These are insightful, honest young women. They hear God calling to them through the thickness of self-absorption in their culture. They see they need healthier boundaries with their phones. This list is exhausting. Students experience that exhaustion almost every moment of every day, and they want to die to it. But, they need help, as do my own children, as do I. We have to fight to reclaim face-to-face conversations. We have to fight for solitude and boredom. We have to fight the escape to our screens causing us to become stoned and out of touch with reality.

How do we fight the pull to being phone stoned? There are practical steps, such as, having device free zones in our homes, teaching our children to balance their screen time by having them earn it, putting our devices away at meals, and practicing sitting in solitude (which is not loneliness). But there is more . . .

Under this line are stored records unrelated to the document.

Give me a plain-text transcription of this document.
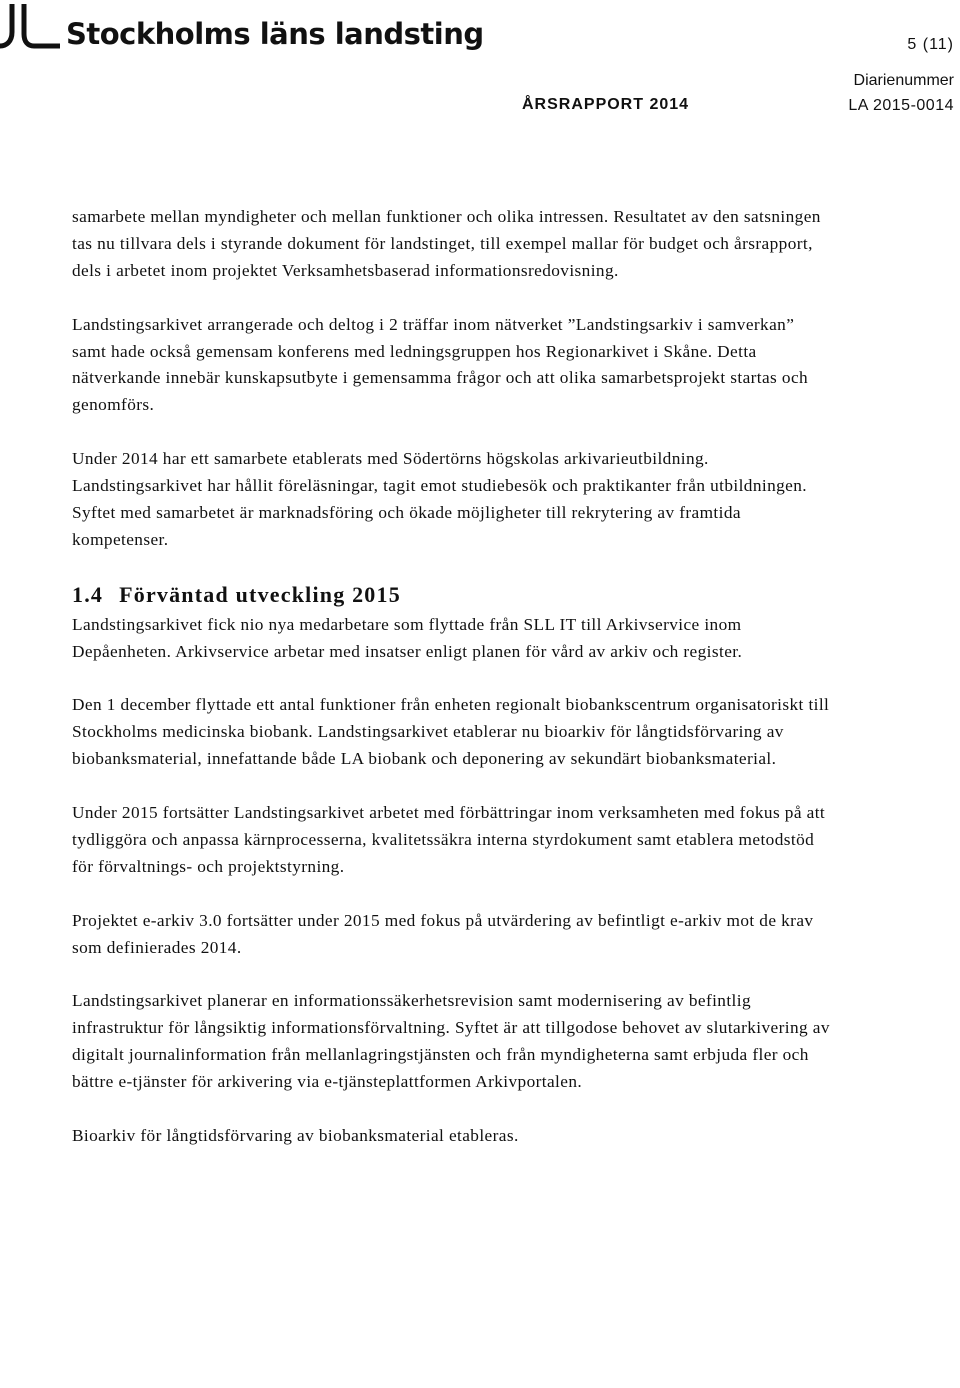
Stockholms läns landsting	5 (11)
Diarienummer
ÅRSRAPPORT 2014	LA 2015-0014

samarbete mellan myndigheter och mellan funktioner och olika intressen. Resultatet av den satsningen tas nu tillvara dels i styrande dokument för landstinget, till exempel mallar för budget och årsrapport, dels i arbetet inom projektet Verksamhetsbaserad informationsredovisning.

Landstingsarkivet arrangerade och deltog i 2 träffar inom nätverket ”Landstingsarkiv i samverkan” samt hade också gemensam konferens med ledningsgruppen hos Regionarkivet i Skåne. Detta nätverkande innebär kunskapsutbyte i gemensamma frågor och att olika samarbetsprojekt startas och genomförs.

Under 2014 har ett samarbete etablerats med Södertörns högskolas arkivarieutbildning. Landstingsarkivet har hållit föreläsningar, tagit emot studiebesök och praktikanter från utbildningen. Syftet med samarbetet är marknadsföring och ökade möjligheter till rekrytering av framtida kompetenser.

1.4 Förväntad utveckling 2015

Landstingsarkivet fick nio nya medarbetare som flyttade från SLL IT till Arkivservice inom Depåenheten. Arkivservice arbetar med insatser enligt planen för vård av arkiv och register.

Den 1 december flyttade ett antal funktioner från enheten regionalt biobankscentrum organisatoriskt till Stockholms medicinska biobank. Landstingsarkivet etablerar nu bioarkiv för långtidsförvaring av biobanksmaterial, innefattande både LA biobank och deponering av sekundärt biobanksmaterial.

Under 2015 fortsätter Landstingsarkivet arbetet med förbättringar inom verksamheten med fokus på att tydliggöra och anpassa kärnprocesserna, kvalitetssäkra interna styrdokument samt etablera metodstöd för förvaltnings- och projektstyrning.

Projektet e-arkiv 3.0 fortsätter under 2015 med fokus på utvärdering av befintligt e-arkiv mot de krav som definierades 2014.

Landstingsarkivet planerar en informationssäkerhetsrevision samt modernisering av befintlig infrastruktur för långsiktig informationsförvaltning. Syftet är att tillgodose behovet av slutarkivering av digitalt journalinformation från mellanlagringstjänsten och från myndigheterna samt erbjuda fler och bättre e-tjänster för arkivering via e-tjänsteplattformen Arkivportalen.

Bioarkiv för långtidsförvaring av biobanksmaterial etableras.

Why does a device the size of our hands leave us worrying, thirsty, or feeling the way they do? Why do screens leave children and adults wanting? Because they are not the source of life. We are scraping for crumbs, digging in broken and empty cisterns (Jeremiah 2), and casting sliver and gold that cannot satisfy our hunger (Ezekiel 7), but Jesus is the bread of life and the living water. Only Jesus satisfies our souls and quenches our thirst, and he calls us to die to everything else. (If that sounds extreme, spend some time in Romans 6, Ephesians 4, and Colossians 3.)

May we take steps to create boundaries with screens (even reading blog posts!), may we reclaim conversation, and may we keep pointing ourselves and younger generations back to Jesus.